Exploring the Unknown - Query Synthesis in One-Class Active Learning

Adrian Englhardt, Klemens Böhm

This is the companion website for the manuscript

Adrian Englhardt, Klemens Böhm, “Exploring the Unknown - Query Synthesis in One-Class Active Learning”. In: Proceedings of the 2020 SIAM International Conference on Data Mining (SDM), May 7-9, Cincinnati, Ohio, USA. [PDF]

@inproceedings{englhardt2020des,
  title={Exploring the Unknown - Query Synthesis in One-Class Active Learning},
  author={Englhardt, Adrian and B{\"o}hm, Klemens},
  booktitle={Proceedings of the 2020 SIAM International Conference on Data Mining},
  year={2020},
  organization={SIAM}
}

This website provides code and description to reproduce experiments and analyses. The description covers the full experimental pipeline, from preprocessing the raw data and to generating the plots and tables shown in the paper. Citing this work:

Resources

The resources are divided into several repositories.
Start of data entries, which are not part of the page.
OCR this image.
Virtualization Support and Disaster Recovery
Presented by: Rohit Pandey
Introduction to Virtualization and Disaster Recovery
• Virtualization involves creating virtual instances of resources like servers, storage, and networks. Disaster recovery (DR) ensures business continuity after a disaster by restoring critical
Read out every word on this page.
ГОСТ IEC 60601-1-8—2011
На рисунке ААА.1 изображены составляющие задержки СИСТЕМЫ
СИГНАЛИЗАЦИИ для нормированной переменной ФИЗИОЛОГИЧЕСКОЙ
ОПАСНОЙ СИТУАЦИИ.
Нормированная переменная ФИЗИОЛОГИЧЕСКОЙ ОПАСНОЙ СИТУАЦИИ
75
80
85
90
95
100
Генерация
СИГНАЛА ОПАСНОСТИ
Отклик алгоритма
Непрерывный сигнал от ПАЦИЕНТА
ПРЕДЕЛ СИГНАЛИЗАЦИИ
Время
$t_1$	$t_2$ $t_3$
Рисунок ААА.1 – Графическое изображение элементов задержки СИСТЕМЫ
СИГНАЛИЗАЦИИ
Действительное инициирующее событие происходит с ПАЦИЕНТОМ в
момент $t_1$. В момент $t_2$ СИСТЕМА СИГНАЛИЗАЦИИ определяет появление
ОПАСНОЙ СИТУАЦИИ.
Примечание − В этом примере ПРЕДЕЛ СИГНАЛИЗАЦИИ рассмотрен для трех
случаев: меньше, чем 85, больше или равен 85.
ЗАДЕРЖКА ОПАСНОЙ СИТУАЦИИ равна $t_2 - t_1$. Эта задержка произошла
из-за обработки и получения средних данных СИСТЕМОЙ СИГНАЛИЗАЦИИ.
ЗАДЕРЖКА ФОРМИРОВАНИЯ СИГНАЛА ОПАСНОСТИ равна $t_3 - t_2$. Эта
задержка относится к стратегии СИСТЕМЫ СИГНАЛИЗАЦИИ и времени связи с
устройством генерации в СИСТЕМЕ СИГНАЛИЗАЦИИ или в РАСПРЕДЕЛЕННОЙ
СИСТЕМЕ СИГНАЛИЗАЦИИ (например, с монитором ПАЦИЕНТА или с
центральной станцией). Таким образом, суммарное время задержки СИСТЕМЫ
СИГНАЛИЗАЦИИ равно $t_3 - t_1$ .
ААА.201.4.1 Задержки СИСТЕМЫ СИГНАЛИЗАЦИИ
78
The code is licensed under a MIT License and the result data under a Creative Commons Attribution 4.0 International License.

Overview

Quality and quantity of training data have crucial implications on the usefulness of a classifier. When data collection is limited or expensive the data set collected often is small and biased, i.e., does not represent the real data distribution well. In this case, data synthesis helps to extend the sample. Since the data domain is often unknown and/or high-dimensional and extending the data by hand is challenging, we propose to use active learning. In our article we focus on expanding the classifier knowledge beyond an initial sample of inliers that form a single connected inlier region in an unbound space – the domain expansion problem. To this end, we develop a novel Domain Expansion Strategy (DES) that performs query synthesis in one-class active learning. DES generates synthetic queries that are then labeled. The feedback is then fed back into the classifier.

Example

This figure gives an example of expanding the classifier knowledge with DES. The black line is the decision boundary fitted by a one-class classifier (SVDDneg). The dashed line is the target boundary that we want to learn. The initial sample does not cover the full valid space and misses large areas to the right. The heatmap indicates the expected information gain a query would yield – the darker, the higher the gain. Over the curse of 15 queries DES expands the classifier knowledge and approximates the real decision boundary quite well.